The scavenging birds of prey roam freely above Lima, the Peruvian capital where 9 million people reside in, GlobalPost wrote. Peru endures an alarming shortage of official waste disposal plants, with prosecutions happening few and far between. Many people practice the illicit dumping of trash in front of their neighbor's homes, into a river, or over a cliff.

The South American nation is addressing this through a new initiative called Gallinazo Avisa, or "Vulture Warns" in English, GlobalPost reported. 10 of Lima's huge population of black vultures have been equipped with GoPro cameras and global positioning satellite gear to locate illegal garbage dumps.

The environment ministry teamed up with a public relations firm to release a video showcasing the new project. Watch it below.

The clip's English subtitle read: "On one hand, pestilence and disease are hidden among the filth. On the other hand, humanity placidly ignoring the danger that threatens to interrupt aspirations of development forever. Between them, it's only us, the cathartidae lineage. The [New World] vultures. The ones who always clean up the garbage. Even though nobody likes us."

Aside from keeping Lima clean, the initiative also intends to raise awareness about the downside of Peru's common practice of dumping waste in inappropriate places, GlobalPost added. Estimation indicated that 14 percent of the 6,000 metric tons of garbage Lima produces each day - 840 metric tons - is improperly disposed.

The Gallinazo Avisa homepage contains a live map of Lima providing viewers to track the vultures' passage in real time. It also shows a form for citizens to report illegal garbage dumps in their neighborhoods.

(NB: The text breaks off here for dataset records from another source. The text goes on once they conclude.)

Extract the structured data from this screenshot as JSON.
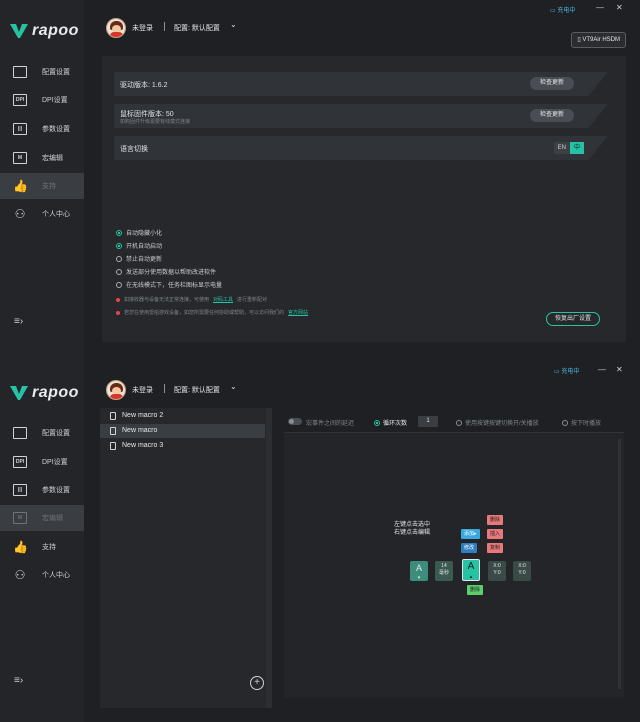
{
  "window1": {
    "user": {
      "name": "未登录",
      "config": "配置: 默认配置"
    },
    "charging": "充电中",
    "device": "VT9Air HSDM",
    "nav": [
      {
        "label": "配置设置",
        "icon": "config-icon",
        "glyph": ""
      },
      {
        "label": "DPI设置",
        "icon": "dpi-icon",
        "glyph": "DPI"
      },
      {
        "label": "参数设置",
        "icon": "params-icon",
        "glyph": "|||"
      },
      {
        "label": "宏编辑",
        "icon": "macro-icon",
        "glyph": "M"
      },
      {
        "label": "支持",
        "icon": "thumbs-up-icon",
        "glyph": "👍"
      },
      {
        "label": "个人中心",
        "icon": "person-icon",
        "glyph": "⚇"
      }
    ],
    "rows": [
      {
        "title": "驱动版本: 1.6.2",
        "sub": "",
        "button": "检查更新"
      },
      {
        "title": "鼠标固件版本: 50",
        "sub": "如购固件升级需要有线模式连接",
        "button": "检查更新"
      },
      {
        "title": "语言切换",
        "sub": "",
        "button": ""
      }
    ],
    "lang": {
      "en": "EN",
      "zh": "中"
    },
    "options": [
      {
        "label": "自动隐藏小化",
        "on": true
      },
      {
        "label": "开机自动启动",
        "on": true
      },
      {
        "label": "禁止自动更新",
        "on": false
      },
      {
        "label": "发送部分使用数据以帮助改进软件",
        "on": false
      },
      {
        "label": "在无线模式下，任务栏图标显示电量",
        "on": false
      }
    ],
    "notes": [
      {
        "text": "如接收器与设备无法正常连接，可使用",
        "link": "对码工具",
        "tail": "进行重新配对"
      },
      {
        "text": "若您在使用雷柏游戏设备，如您所需要任何协助或帮助，可以访问我们的",
        "link": "官方网站",
        "tail": ""
      }
    ],
    "reset": "恢复出厂设置"
  },
  "window2": {
    "user": {
      "name": "未登录",
      "config": "配置: 默认配置"
    },
    "charging": "充电中",
    "macros": [
      "New macro 2",
      "New macro",
      "New macro 3"
    ],
    "options": {
      "record_interval": "宏事件之间的延迟",
      "loop": "循环次数",
      "loop_count": "1",
      "until_release": "使用按键按键切换开/关播放",
      "hold": "按下时播放"
    },
    "hint": [
      "左键点击选中",
      "右键点击编辑"
    ],
    "chips": {
      "delete": "删除",
      "insert": "插入",
      "copy": "复制",
      "add": "添加▸",
      "edit": "修改",
      "paste": "粘贴",
      "remove": "删除"
    },
    "keys": [
      {
        "top": "A",
        "bottom": "▾"
      },
      {
        "top": "14",
        "bottom": "毫秒"
      },
      {
        "top": "A",
        "bottom": "▴"
      },
      {
        "top": "X:0",
        "bottom": "Y:0"
      },
      {
        "top": "X:0",
        "bottom": "Y:0"
      }
    ]
  },
  "colors": {
    "accent": "#26c2a6",
    "bg": "#1e2023",
    "sidebar": "#232528",
    "danger": "#e04848"
  }
}
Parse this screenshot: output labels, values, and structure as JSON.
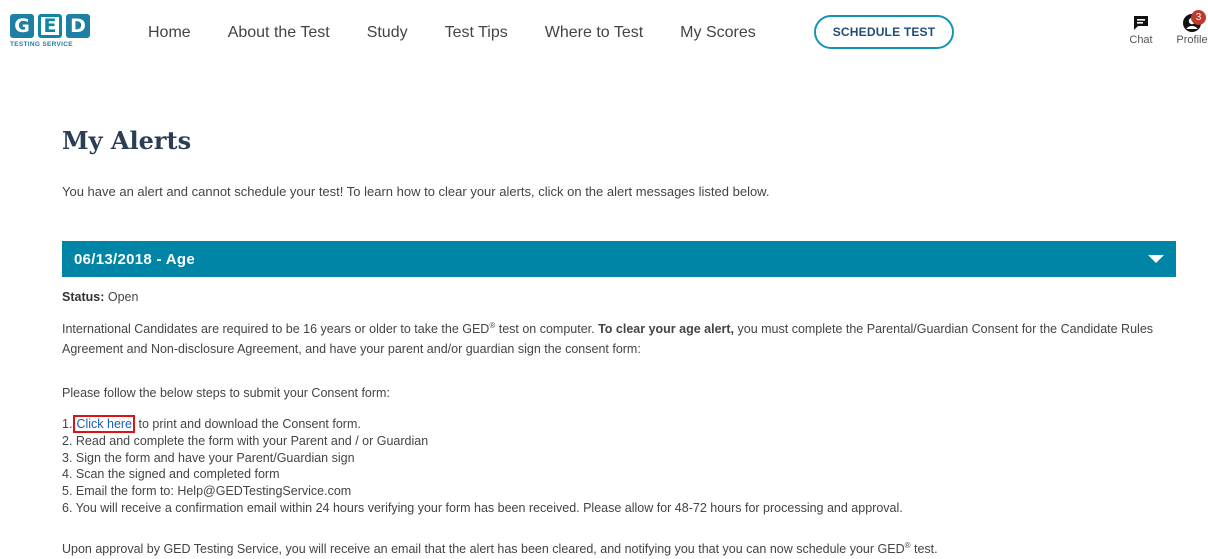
{
  "logo": {
    "letters": [
      "G",
      "E",
      "D"
    ],
    "tagline": "TESTING SERVICE"
  },
  "nav": {
    "items": [
      "Home",
      "About the Test",
      "Study",
      "Test Tips",
      "Where to Test",
      "My Scores"
    ],
    "schedule_label": "SCHEDULE TEST"
  },
  "utility": {
    "chat_label": "Chat",
    "profile_label": "Profile",
    "profile_badge": "3",
    "chat_icon": "chat-bubble-icon",
    "profile_icon": "user-icon"
  },
  "page": {
    "title": "My Alerts",
    "intro": "You have an alert and cannot schedule your test! To learn how to clear your alerts, click on the alert messages listed below."
  },
  "alert": {
    "header": "06/13/2018 - Age",
    "status_label": "Status:",
    "status_value": "Open",
    "desc_part1": "International Candidates are required to be 16 years or older to take the GED",
    "desc_part2": " test on computer. ",
    "desc_bold": "To clear your age alert,",
    "desc_part3": " you must complete the Parental/Guardian Consent for the Candidate Rules Agreement and Non-disclosure Agreement, and have your parent and/or guardian sign the consent form:",
    "registered_mark": "®",
    "steps_intro": "Please follow the below steps to submit your Consent form:",
    "step1_num": "1.",
    "step1_link": "Click here",
    "step1_rest": " to print and download the Consent form.",
    "steps_rest": [
      "2. Read and complete the form with your Parent and / or Guardian",
      "3. Sign the form and have your Parent/Guardian sign",
      "4. Scan the signed and completed form",
      "5. Email the form to: Help@GEDTestingService.com",
      "6. You will receive a confirmation email within 24 hours verifying your form has been received. Please allow for 48-72 hours for processing and approval."
    ],
    "approval_text": "Upon approval by GED Testing Service, you will receive an email that the alert has been cleared, and notifying you that you can now schedule your GED",
    "approval_end": " test."
  },
  "colors": {
    "accent": "#0085a6",
    "title": "#2b3e55",
    "link": "#1a5fb4",
    "highlight_box": "#d9141a"
  }
}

In addition, the "Act" page of Gallinazo Avisa's website features the vultures offering advice on recycling methods and appropriate waste disposal, GlobalPost further reported. The vultures can also be followed by name on various social media accounts.

"For 14 millennia, we have dealt with the trash, but now we can't do so any more on our own. For this reason, you need to know how to eradicate garbage and handle solid waste," the website wrote in the point of view of the vultures.

Kenya's Vultures Faces Extinction

A lion poisoning in Kenya resulted to the deaths of 11 critically endangered white-backed vultures, once again underlining the birds' possible extinction, Birdwatch wrote.

The lions and vultures died after feeding on a cow carcass laden with a pesticide assumed to be carbofuran, Birdwatch added. It is believed that Maasai herders put the poison on the carcass after lions attacked livestock that were grazing illicitly inside the Maasai Mara National Reserve.